January 20, 2008 in Lowestoft Journal
The Ministry of Defence has been accused of trying to put a “blanket ban” on onshore windfarm development in East Anglia.And in the wake of a succession of high-profile MoD objections to turbines on the grounds of radar interference, leading developers warned they could be forced to scrap future windfarm plans in the region – at great cost to the local economy – unless the planning climate changes.Representatives of four regional companies, Wind Power Renewables, Mellinsus Renewables, SLP Energy and Enertrag UK, will lobby MPs and officials for less prohibitive planning procedures.Their move, decided at a meeting with officials from the East of England Energy Group (Eeegr), the industry’s regional voice, comes after a leaked MoD letter was sent to every planning authority in the UK reminding them “of the importance of ensuring proposals from windfarm developers are submitted to the MoD at the pre-planning stage to ensure any concerns we have are adequately assessed and addressed”.
The letter gives the assurance that the MoD will try to work with developers but Andy Hilton, who runs Windpower Renewables from his home at Catfield, near Yarmouth, said practical evidence from the past three years did not support this.
He said: “I am currently working on five projects in Norfolk and Suffolk – at Catfield, Bacton, Wyverstone, Stalham and one near Norwich – and the MoD has raised concerns about them all. They say turbines at Wyverstone would affect their Trimingham radar -and that must be 70km away.
“Almost anywhere you put a planning application they say it will affect their radar. It seems they are trying to achieve a blanket ban on onshore windfarms in East Anglia.”
Mr Hilton said the MoD-prompted planning refusal for six turbines at Swaffham earlier this week had now left developers “disappointed” and “totally confused”.
He said: “What’s going on?
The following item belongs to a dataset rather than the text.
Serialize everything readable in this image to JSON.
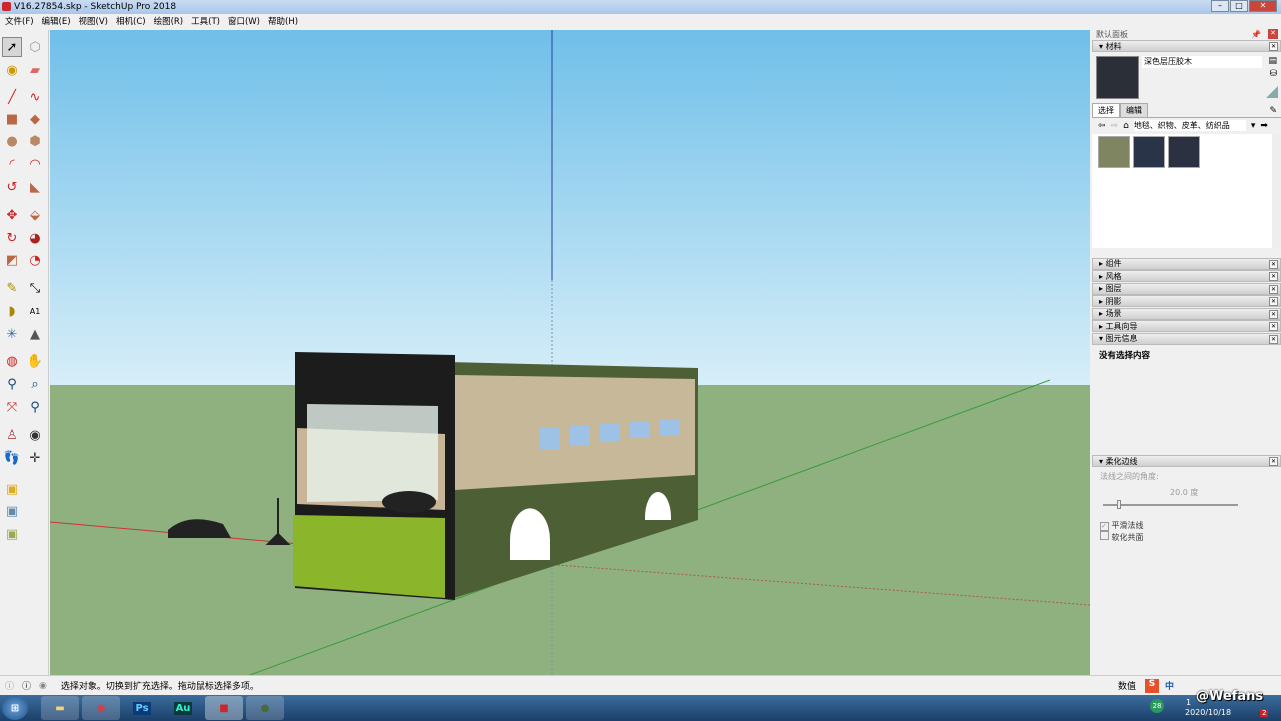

If the MoD can live with the existing turbines in the area, surely it can live with six more. It highlights their total inconsistency concerning windfarm objections.”
Mr Hilton was project manager during construction of the Scroby Sands offshore windfarm, at Yarmouth, but insisted onshore wind was a vital part of the energy mix as offshore projects were three times as costly and “90pc of the UK coastline is totally unsuitable”.
Kerry Gauntt, a spokesman for Lowestoft-based SLP Energy – which has withdrawn its application for four turbines at Hemsby, near Yarmouth, for further consultation in the wake of concerns, including those raised by the MoD – said: “If we cannot change the planning climate in the next 12 months we will have to look outside the East of England for onshore wind development and that will be a real shame for the region, not least in terms of employment.”
In addition to problems posed by the MoD, she said the 18-month planning stalemate on their two-turbine project at Kessingland, near Lowestoft, highlighted the problem of winning over local residents concerning visual impact.
An MOD spokesman said: “We fully support the government’s renewable energy policies and targets, and treat each windfarm case on its merits. Objections are only raised when absolutely necessary, and we will always engage with landowners and developers to try to find solutions to any concerns we may have.
“However it is vital that we protect our air defence and air traffic control radar from interference from any development which would unacceptably jeopardise national security or the safe movement of aircraft.”